I don't understand the following points 1) why is $E$ isomorphic to the $\ker(\phi - 1)$? 2) Why is $\#\ker(\phi - 1) = \deg(\phi - 1)$? The proof is taken from here page 11 https://www.math.washington.edu/~morrow/336_09/papers/Igor.pdf

Answer 1

By Fermat's little theorem, $x^p \equiv x \mod{p}$ so in particular $\mathbb{F}_p$ is the fixed field of $\overline{\mathbb{F}_p}$ fixedby the Frobenius automorphism, so a point $(x,y)$ of $E$ is defined over $\mathbb{F}_p$ if and only if both of its coordinates are.

This is the same as saying that their image under the Frobenius map $\phi$ is fixed and therefore $\phi(P)=P$, which is equivalent to $(\phi -1)(P)=0$. This shows we have a bijection of finite sets, and since the kernel is naturally a subgroup, it must be the whole group and hence this is the isomorphism.

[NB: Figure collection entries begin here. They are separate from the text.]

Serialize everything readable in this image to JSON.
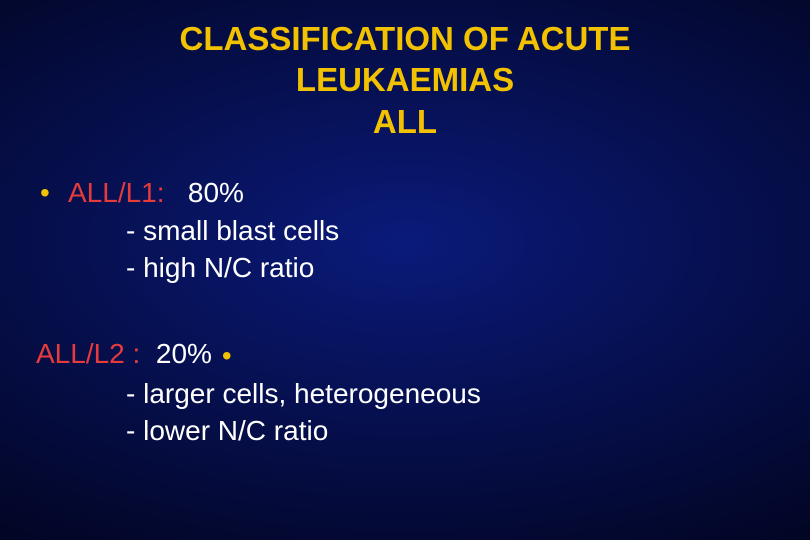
{
  "styles": {
    "title_color": "#f2c200",
    "title_fontsize": 33,
    "body_fontsize": 28,
    "heading_color": "#e63b3b",
    "body_color": "#ffffff",
    "bullet_color": "#f2c200",
    "background_gradient_center": "#0a1a7a",
    "background_gradient_mid": "#061050",
    "background_gradient_edge": "#020420"
  },
  "title": {
    "line1": "CLASSIFICATION OF ACUTE",
    "line2": "LEUKAEMIAS",
    "line3": "ALL"
  },
  "item1": {
    "heading": "ALL/L1:",
    "pct": "80%",
    "sub1": "-  small blast cells",
    "sub2": "-  high N/C ratio"
  },
  "item2": {
    "heading": "ALL/L2 :",
    "pct": "20%",
    "sub1": "-  larger cells, heterogeneous",
    "sub2": "-  lower N/C ratio"
  },
  "bullet_glyph": "•"
}
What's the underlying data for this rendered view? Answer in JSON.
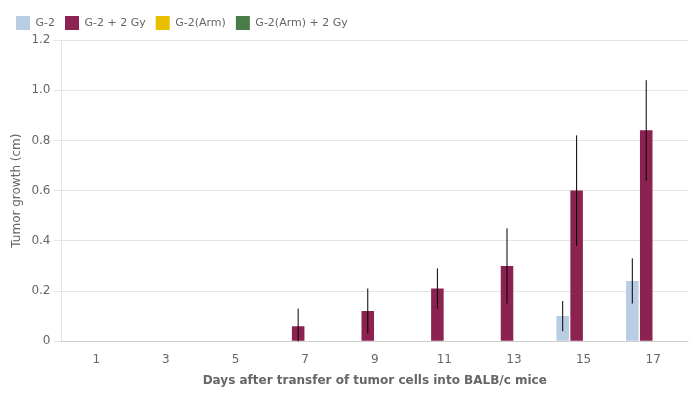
{
  "chart_data": {
    "type": "bar",
    "xlabel": "Days after transfer of tumor cells into BALB/c mice",
    "ylabel": "Tumor growth (cm)",
    "categories": [
      "1",
      "3",
      "5",
      "7",
      "9",
      "11",
      "13",
      "15",
      "17"
    ],
    "series": [
      {
        "name": "G-2",
        "color": "#b8cce4",
        "values": [
          0.0,
          0.0,
          0.0,
          0.0,
          0.0,
          0.0,
          0.0,
          0.1,
          0.24
        ],
        "errors": [
          0.0,
          0.0,
          0.0,
          0.0,
          0.0,
          0.0,
          0.0,
          0.06,
          0.09
        ]
      },
      {
        "name": "G-2 + 2 Gy",
        "color": "#8b2252",
        "values": [
          0.0,
          0.0,
          0.0,
          0.06,
          0.12,
          0.21,
          0.3,
          0.6,
          0.84
        ],
        "errors": [
          0.0,
          0.0,
          0.0,
          0.07,
          0.09,
          0.08,
          0.15,
          0.22,
          0.2
        ]
      },
      {
        "name": "G-2(Arm)",
        "color": "#e8c000",
        "values": [
          0.0,
          0.0,
          0.0,
          0.0,
          0.0,
          0.0,
          0.0,
          0.0,
          0.0
        ],
        "errors": [
          0.0,
          0.0,
          0.0,
          0.0,
          0.0,
          0.0,
          0.0,
          0.0,
          0.0
        ]
      },
      {
        "name": "G-2(Arm) + 2 Gy",
        "color": "#4a7c4a",
        "values": [
          0.0,
          0.0,
          0.0,
          0.0,
          0.0,
          0.0,
          0.0,
          0.0,
          0.0
        ],
        "errors": [
          0.0,
          0.0,
          0.0,
          0.0,
          0.0,
          0.0,
          0.0,
          0.0,
          0.0
        ]
      }
    ],
    "ylim": [
      0,
      1.2
    ],
    "yticks": [
      0,
      0.2,
      0.4,
      0.6,
      0.8,
      {
        "value": 1.0,
        "label": "1.0"
      },
      1.2
    ],
    "grid": true,
    "legend": "upper left"
  }
}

The second part is due to the fact that for separable endomorphisms, the size of the kernel equals the degree of the map (for inseparable endomorphisms, we have to take the separable degree). In general, $m\phi+n$ is separable if and only if $p$ doesn't divide $n$.

In your case, $m=n=1$ so this map is separable, and therefore its degree equals the size of its kernel.

Edit: Definition of degree

Let $E$ be given by the equation $y^2=x^3+Ax+B$. Then an endomorphism $\phi:E \rightarrow E$ can be written in the unique form $\phi(x,y)=(f_1(x),f_2(x)y)$ where $f_1,f_2 \in \mathbb{F}_p(x)$.

This means we can write $f_1$ as the quotient of two polynomials, i.e. $f_1(x)=r(x)/s(x)$ where $r,s \in \mathbb{F}_p[x]$ are polynomials. We can then just define the degree of $\phi$ to be $\max \{\deg(r),\deg(s) \}$, unless $\phi$ is just the zero map in which case we define the degree to be zero.

This is the easiest definition, although it seems rather random. The proper way to define it is as the degree of the function field extension $\mathbb{F}_p(E)/\phi^*(\mathbb{F}_p(E))$, which is more useful for theory but slightly more abstract.